I first became aware of their
existence while cruising Aqua-Bid on the internet. My first impression was "Boy!
would I like to get some of those". But for a Canadian to have a fish shipped in is
pricey to say the least and the chance it will arrive alive and in a healthy condition is
not too great. In Oct. 2004 I went to the All Aquarium Catfish Convention in Laurel
Maryland. Guess who was in the sales room with a whole tank full of Red Lizard Catfish?
None other than Eric Bodrock of All Oddball Aquatics. (Incidentally he has an excellent
website with good information articles.) They were an inch and a half to about two inches
long. Eric told me that he could pretty well sex them and I left with two larger and two
smaller ones and they have grown to two adult pairs. They were given a ten gallon tank
with a sand bottom and several three quarter inch pieces of pipe to hide in.
As the next couple of months went
by the males grew to four inches and the females to three. They were getting fat and full
of spawn eating small carnivore pellets and frozen blood worms and brine shrimp. They had
a tiny Red Sea power filter to give them current and soft water. Finally, after checking
Eric's article I boosted the temperature to 82 F. This was the magic number because they
spawned two days later.
The number of eggs was small,
only a dozen, but they were about the size of a BB pellet. The male guarded the eggs in
the tube and I could see them darkening. Having spawned other whiptail cats I knew that
the females will eat the newly hatched fry that hatched on the seventh day. So I put my
thumb and finger over the ends of the tube and moved the male and eggs to another tank on
the sixth day. All went well but the eggs did not hatch until the tenth day.
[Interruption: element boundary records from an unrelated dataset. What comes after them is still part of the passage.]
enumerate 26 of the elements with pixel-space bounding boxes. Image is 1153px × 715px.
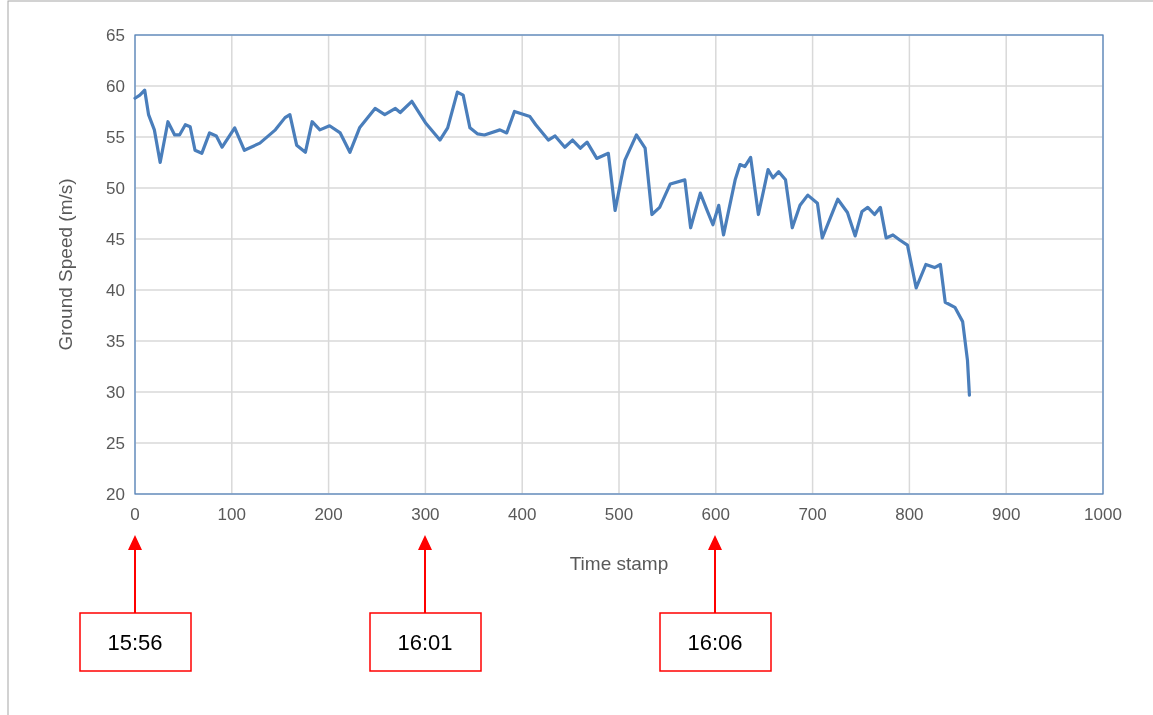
x-tick-label: 300 — [411, 505, 440, 524]
y-tick-label: 55 — [106, 127, 125, 147]
y-tick-label: 60 — [106, 76, 125, 96]
y-tick-label: 35 — [106, 331, 125, 351]
x-tick-label: 100 — [217, 505, 246, 524]
x-axis-title: Time stamp — [569, 553, 669, 574]
x-tick-label: 700 — [798, 505, 827, 524]
y-tick-label: 20 — [106, 484, 125, 504]
text: 16:01 — [397, 629, 453, 655]
x-tick-label: 500 — [604, 505, 634, 524]
text: 15:56 — [107, 629, 163, 655]
x-tick-label: 400 — [508, 505, 537, 524]
y-tick-label: 40 — [106, 280, 125, 300]
y-tick-label: 30 — [106, 382, 125, 402]
y-tick-label: 25 — [106, 433, 125, 453]
y-tick-label: 45 — [106, 229, 125, 249]
x-tick-label: 900 — [992, 505, 1021, 524]
x-tick-label: 200 — [314, 505, 343, 524]
x-tick-label: 0 — [130, 505, 140, 524]
y-tick-label: 50 — [106, 178, 125, 198]
text: 16:06 — [687, 629, 743, 655]
y-axis-title: Ground Speed (m/s) — [55, 178, 76, 351]
x-tick-label: 800 — [895, 505, 924, 524]
x-tick-label: 600 — [701, 505, 730, 524]
y-tick-label: 65 — [106, 25, 125, 45]
x-tick-label: 1000 — [1084, 505, 1122, 524]
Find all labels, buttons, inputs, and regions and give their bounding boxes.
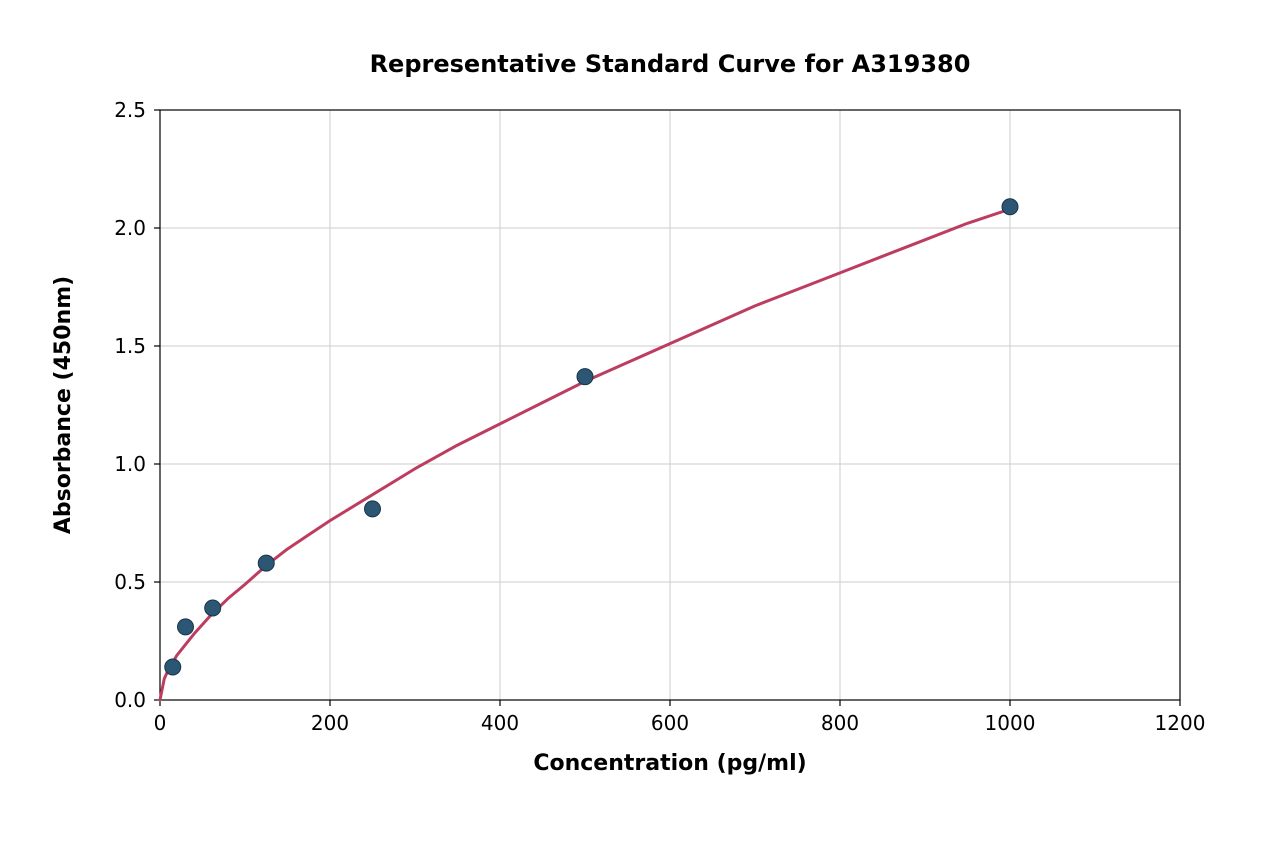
x-tick-label: 0 [154,711,167,735]
x-tick-label: 200 [311,711,349,735]
chart-container: 0 200 400 600 800 1000 1200 0.0 0.5 1.0 1.5 2.0 2.5 R… [0,0,1280,845]
x-tick-label: 1000 [985,711,1036,735]
y-tick-label: 0.0 [114,688,146,712]
chart-title: Representative Standard Curve for A31938… [370,50,971,78]
x-tick-label: 400 [481,711,519,735]
y-axis-label: Absorbance (450nm) [51,276,76,534]
data-point [165,659,181,675]
chart-svg: 0 200 400 600 800 1000 1200 0.0 0.5 1.0 1.5 2.0 2.5 R… [0,0,1280,845]
x-axis-label: Concentration (pg/ml) [533,751,806,776]
y-tick-label: 2.0 [114,216,146,240]
x-tick-label: 1200 [1155,711,1206,735]
y-tick-label: 1.5 [114,334,146,358]
data-point [205,600,221,616]
data-point [1002,199,1018,215]
x-tick-label: 800 [821,711,859,735]
y-tick-label: 1.0 [114,452,146,476]
data-point [258,555,274,571]
y-tick-label: 2.5 [114,98,146,122]
y-tick-label: 0.5 [114,570,146,594]
data-point [365,501,381,517]
data-point [577,369,593,385]
x-tick-label: 600 [651,711,689,735]
data-point [178,619,194,635]
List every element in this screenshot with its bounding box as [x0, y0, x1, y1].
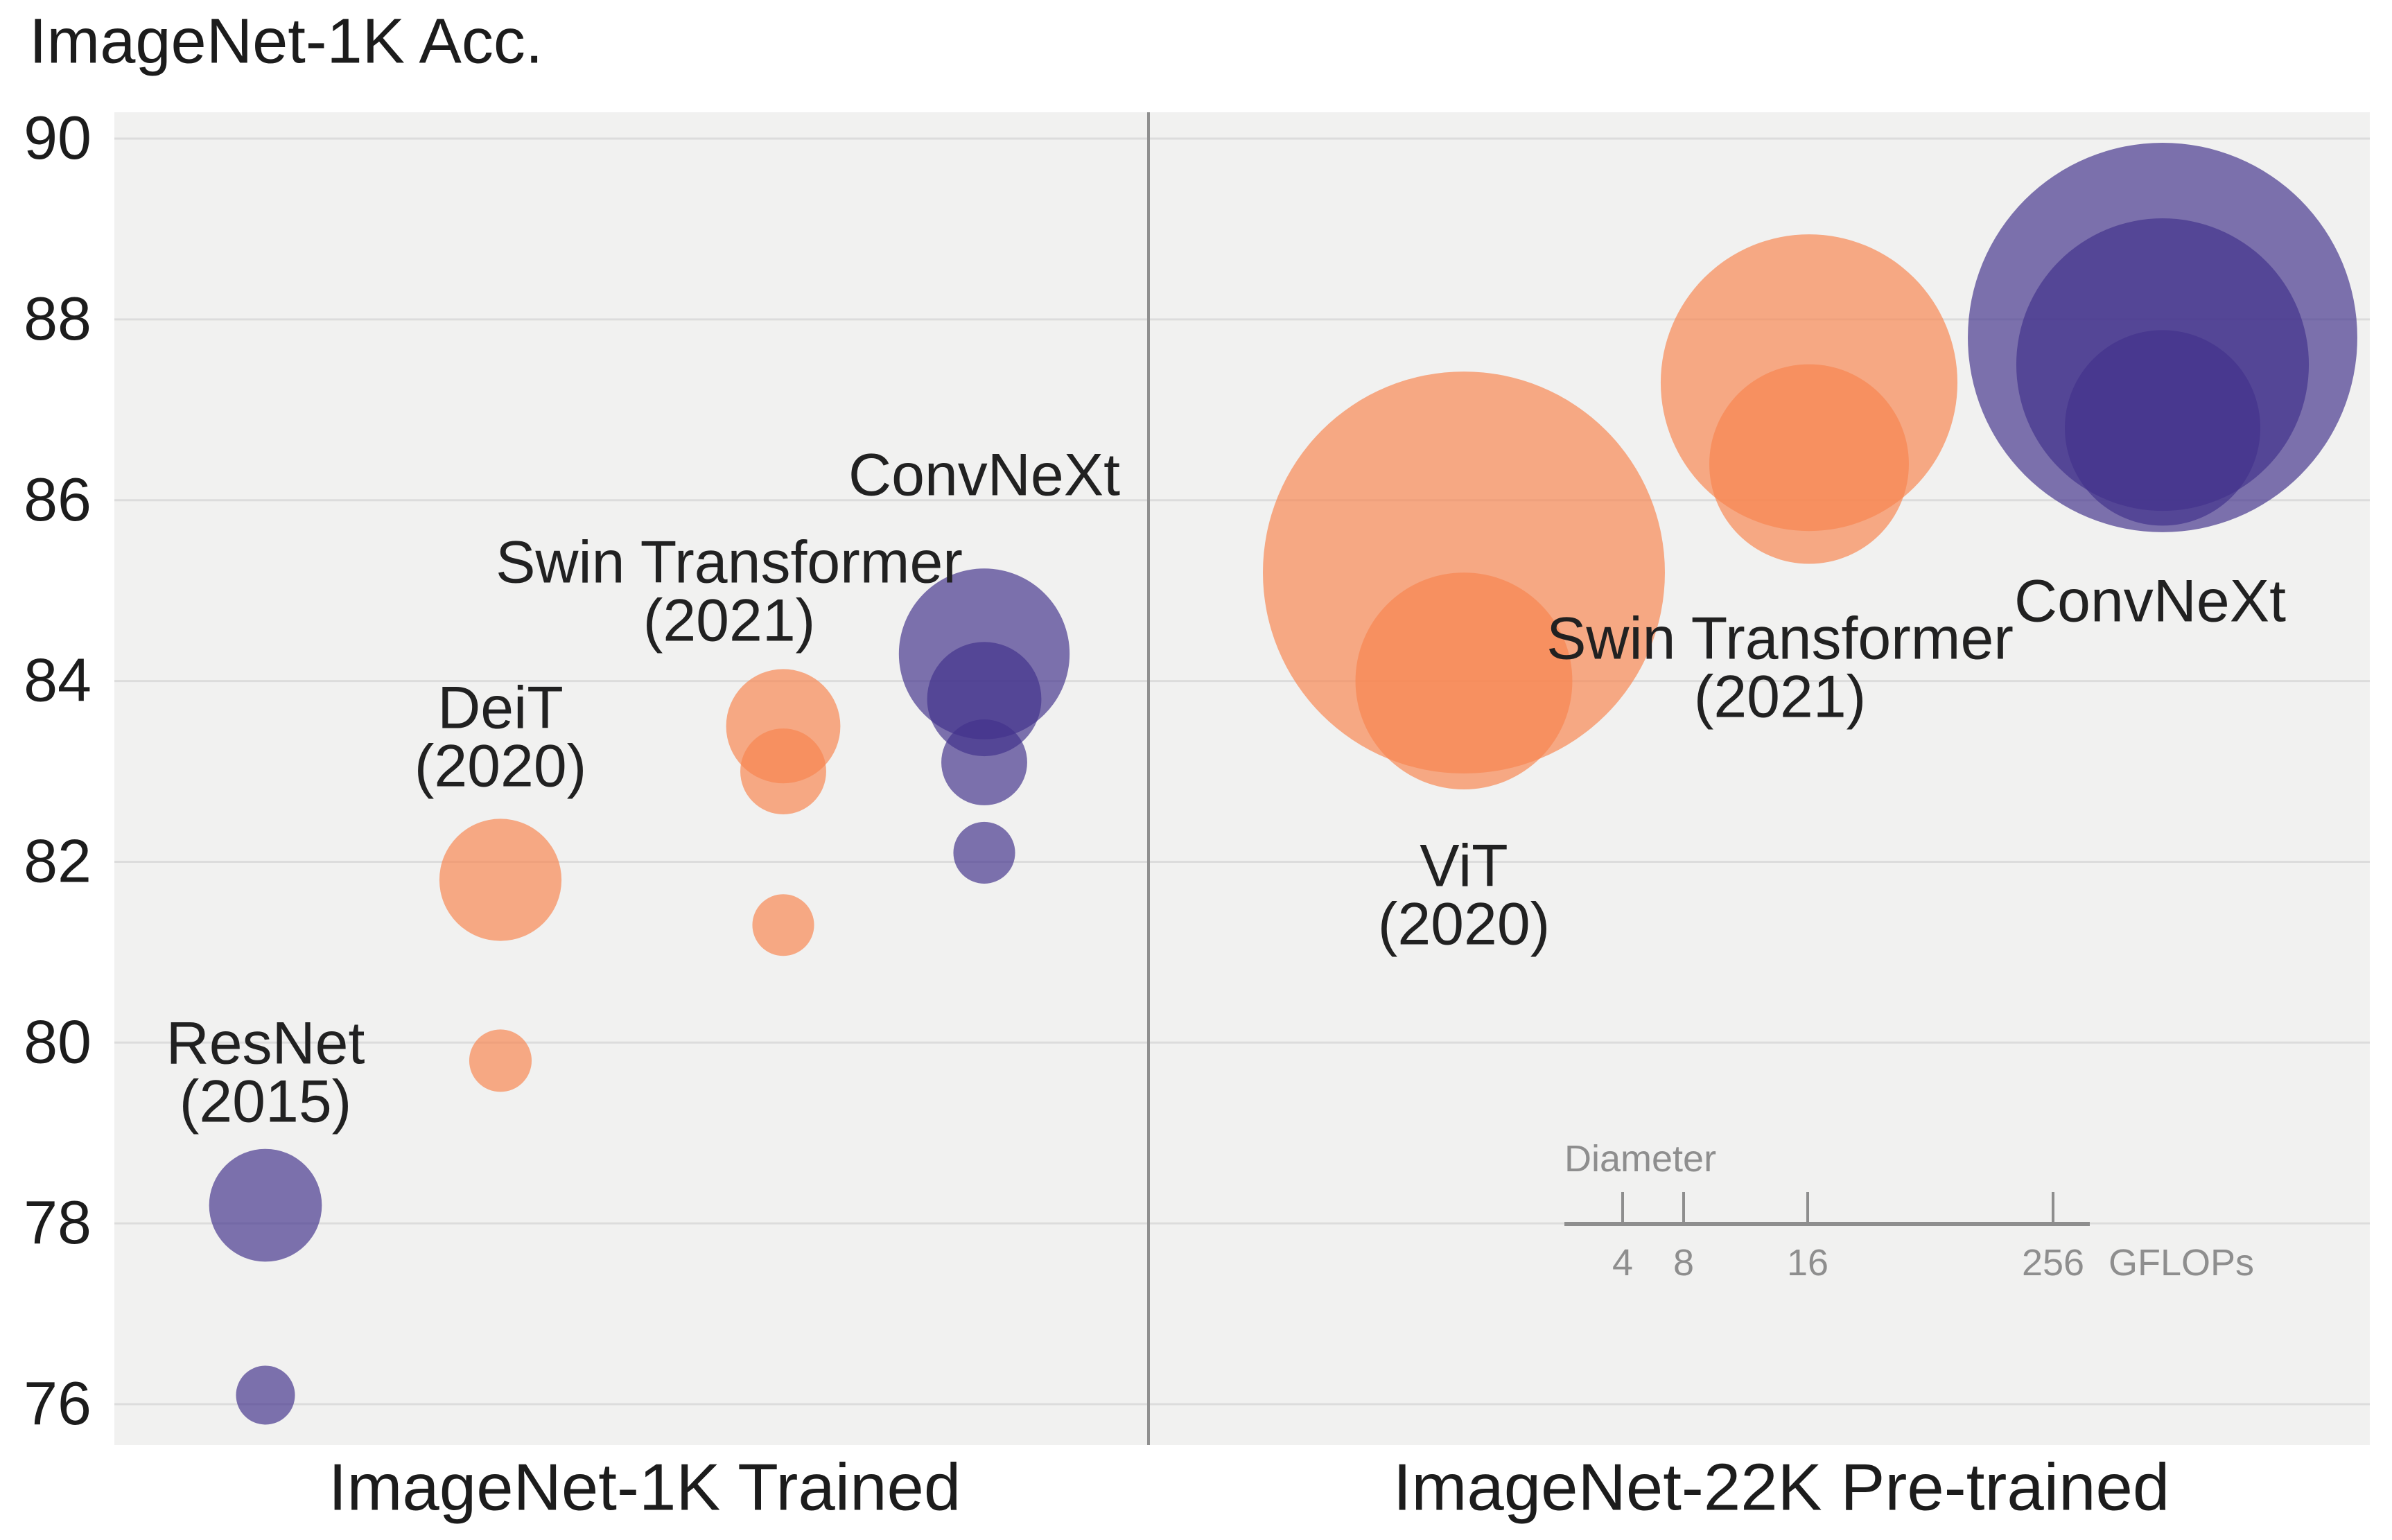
group-label-convnext-line1: ConvNeXt: [848, 441, 1120, 508]
y-tick-label-80: 80: [24, 1007, 91, 1076]
legend-tick-label-256: 256: [2022, 1242, 2084, 1284]
y-tick-label-76: 76: [24, 1369, 91, 1437]
group-label-resnet-line2: (2015): [180, 1068, 352, 1135]
group-label-resnet-line1: ResNet: [166, 1010, 365, 1076]
legend-tick-label-4: 4: [1612, 1242, 1633, 1284]
y-tick-label-82: 82: [24, 826, 91, 895]
group-label-swin-transformer-line2: (2021): [643, 587, 816, 654]
group-label-convnext-line1: ConvNeXt: [2014, 568, 2286, 634]
y-tick-label-88: 88: [24, 284, 91, 353]
group-label-deit-line2: (2020): [414, 733, 587, 799]
chart-title: ImageNet-1K Acc.: [29, 6, 543, 76]
group-label-swin-transformer-line2: (2021): [1694, 663, 1867, 730]
bubble-resnet-76.1: [236, 1365, 295, 1425]
legend-title: Diameter: [1564, 1138, 1716, 1180]
y-tick-label-78: 78: [24, 1188, 91, 1257]
x-axis-panel-label-1: ImageNet-1K Trained: [329, 1451, 961, 1525]
group-label-vit-line1: ViT: [1420, 832, 1508, 899]
bubble-convnext-86.8: [2064, 330, 2261, 526]
bubble-resnet-78.2: [209, 1148, 322, 1262]
bubble-convnext-83.8: [927, 642, 1042, 757]
group-label-deit-line1: DeiT: [437, 674, 564, 741]
bubble-convnext-82.1: [953, 821, 1015, 884]
bubble-deit-79.8: [469, 1029, 532, 1092]
legend-tick-label-8: 8: [1673, 1242, 1694, 1284]
bubble-swin-transformer-86.4: [1709, 364, 1909, 564]
bubble-swin-transformer-83: [740, 728, 826, 814]
bubble-swin-transformer-81.3: [752, 894, 814, 956]
x-axis-panel-label-2: ImageNet-22K Pre-trained: [1393, 1451, 2170, 1525]
legend-unit-label: GFLOPs: [2109, 1242, 2254, 1284]
group-label-swin-transformer-line1: Swin Transformer: [1546, 605, 2014, 672]
bubble-deit-81.8: [439, 819, 562, 941]
y-tick-label-90: 90: [24, 103, 91, 172]
y-tick-label-86: 86: [24, 465, 91, 534]
group-label-swin-transformer-line1: Swin Transformer: [496, 529, 963, 595]
group-label-vit-line2: (2020): [1378, 891, 1551, 957]
bubble-convnext-83.1: [941, 719, 1027, 805]
bubble-vit-84: [1355, 572, 1573, 790]
y-tick-label-84: 84: [24, 646, 91, 715]
legend-tick-label-16: 16: [1787, 1242, 1828, 1284]
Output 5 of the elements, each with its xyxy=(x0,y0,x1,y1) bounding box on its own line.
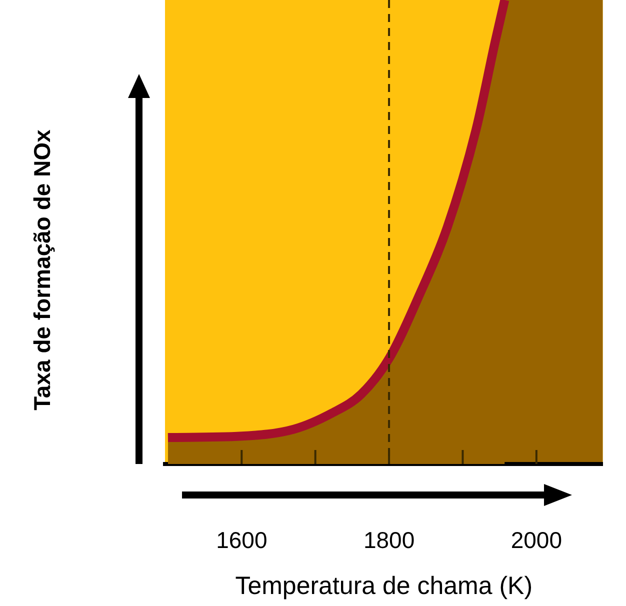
x-tick-label: 2000 xyxy=(510,527,562,554)
x-tick-label: 1800 xyxy=(363,527,415,554)
x-axis-title: Temperatura de chama (K) xyxy=(235,572,533,600)
y-axis-title: Taxa de formação de NOx xyxy=(28,128,56,412)
x-tick-label: 1600 xyxy=(216,527,268,554)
The fry were
about three eighths of an inch long and mottled. The male was removed to the spawning
tank.
Raising fry can sometimes prove
difficult. I read of some awful contraptions and devices that people have constructed to
raise lazy feeding fry. I opted to try Eric's much simpler method. I took a large size
Hydro Sponge Filter - one that I don't usually like because I feel that they are a little
too fine. I placed it in the ten gallon tank with the fry. When I fed them I swished the
live, newly hatched brine shrimp toward the filter. Some of course stuck to the sponge
held there by the air flow. The fry went onto the sponge and spent most of the next two
months there before looking for food on the bottom. From the twelve eggs, all of which
hatched, I now have ten, three month old fry up to two inches long. On two other occasions
I have seen a few eggs that were eventually eaten. I have also read since that the females
can be aggressive egg eaters. They may be out of their spawning season for now but next
season I hope they may prove more prolific.